Although there are checks on these powers – a new prime minister must be approved by parliament before they take power – a speaker could, theoretically, nominate four prime ministerial candidates to parliament in succession, knowing that each would lose a parliamentary vote, and thereby trigger a general election.

The speaker, currently Andreas Norlén (left) regularly welcomes foreign dignitaries alongside Sweden’s King Carl Gustaf. Here seen with King Carl Gustaf (left) and Finland’s President Sauli Niinistö (centre).
Photo: Anders Wiklund/TT

The speaker could also theoretically refuse to nominate a prime ministerial candidate despite them being the leader of the largest bloc, although this has never happened in practice.

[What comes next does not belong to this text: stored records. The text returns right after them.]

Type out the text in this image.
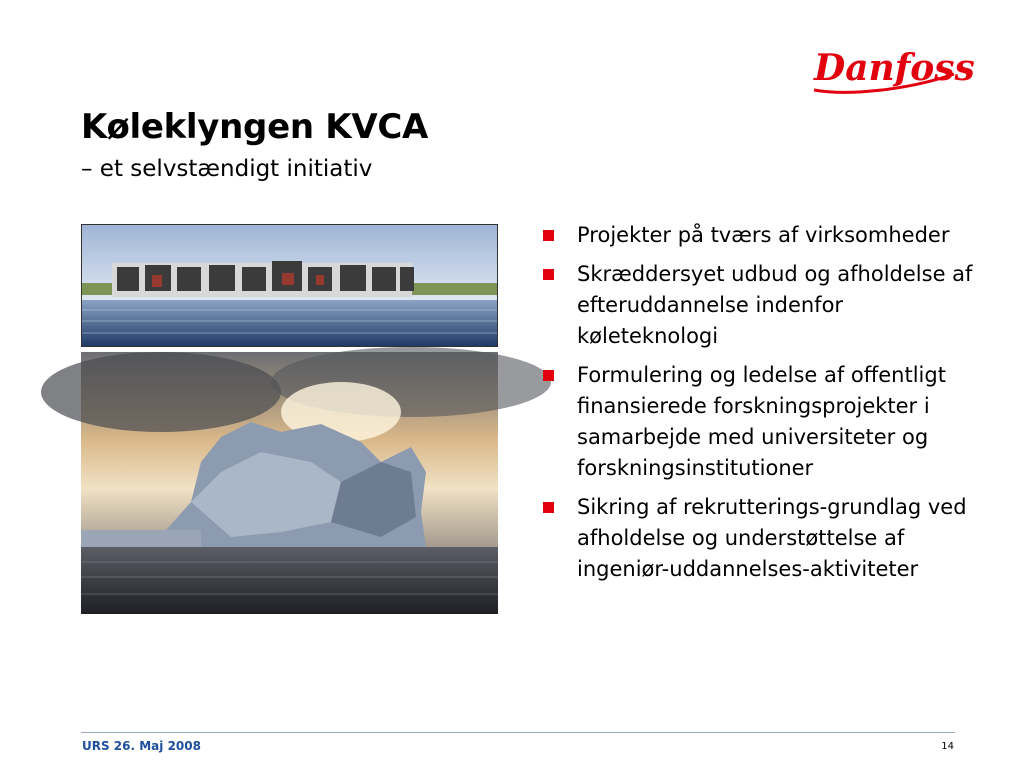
Danfoss
Køleklyngen KVCA
– et selvstændigt initiativ
Projekter på tværs af virksomheder
Skræddersyet udbud og afholdelse af efteruddannelse indenfor køleteknologi
Formulering og ledelse af offentligt finansierede forskningsprojekter i samarbejde med universiteter og forskningsinstitutioner
Sikring af rekrutterings-grundlag ved afholdelse og understøttelse af ingeniør-uddannelses-aktiviteter
URS 26. Maj 2008	14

It is also impossible for parliament to remove a speaker once they are elected, unless a new parliamentary election is held and an entire new parliament is elected, meaning that if a speaker were to misuse their powers, it would be difficult for parliament to replace them.

The speaker is the main representative of parliament, leading and planning parliamentary activities. The speaker is chairman of meetings in the parliamentary chamber and is an official representative for Sweden at home and abroad.

Why would it be controversial if the Sweden Democrats supplied the speaker?

Electing a Sweden Democrat speaker would be a win for the far-right party, as a confirmation that the party has finally been accepted into the corridors of power.

According to a source at newspaper Aftonbladet, the four parties backing Moderate Party leader Ulf Kristersson to become Sweden’s next prime minister have already agreed on stricter migration and crime policies, as well as who should be voted in as speaker of the country’s parliament when the role goes up for a vote on Monday. 

Multiple parties in the left-wing bloc have objected to a Sweden Democrat supplying the speaker, with outgoing Social Democrat Prime Minister Magdalena Andersson stating that her party is willing to collaborate with the Moderates and reelect Andreas Norlén as Sweden’s speaker instead in order to avoid a Sweden Democrat taking on the role.

Andersson said her party would be willing to “make an exception” to its principle. “We think there are arguments at this time, to have a speaker who can be appointed with very broad support in the parliament. What’s important is that it’s someone who can bring people together, either a Social Democrat or a Moderate”.

“I can state that Andreas Norlén enjoys great respect, both in the parliament, and among the Swedish people,” she said. “He has handled his duties creditably and during a turbulent time, and a problematic parliamentary situation.”

She said she was offering to discuss the issue with Kristersson to avoid the risk of a Sweden Democrat speaker, something she said would be “problematic”.

“This is a party whose whole rationale is to split rather than unite. This is also about the picture of Sweden overseas.”

Moderate Party leader Ulf Kristersson has not responded to Andersson’s comments.

Sweden Democrat former deputy speaker Björn Söder (left) and party leader Jimmie Åkesson (right). Photo: Jessica Gow//TT

There are also some MPs in the Liberal Party – who have agreed to support a Moderate-led government alongside the Sweden Democrats – who have stated they will not approve a government with Sweden Democrat ministers, and may also vote against letting them have the role of speaker.

Sweden Democrat Björn Söder, who held the role of deputy speaker between 2014-18, is a possible candidate for the far-right party. Söder is a controversial figure, having previously stated that Jewish people and Sami are “not Swedes”, leading to calls that he is not suitable for a role as a representative for all of Sweden.

Söder has also previously likened homosexuality to pedophilia and bestiality, stating in an article on the Sweden Democrats’ official online news site that “these sexual aversions are not normal and will never be normal”.

A public petition against electing Björn Söder as parliament’s new speaker had over 65,000 signatures as of September 23rd.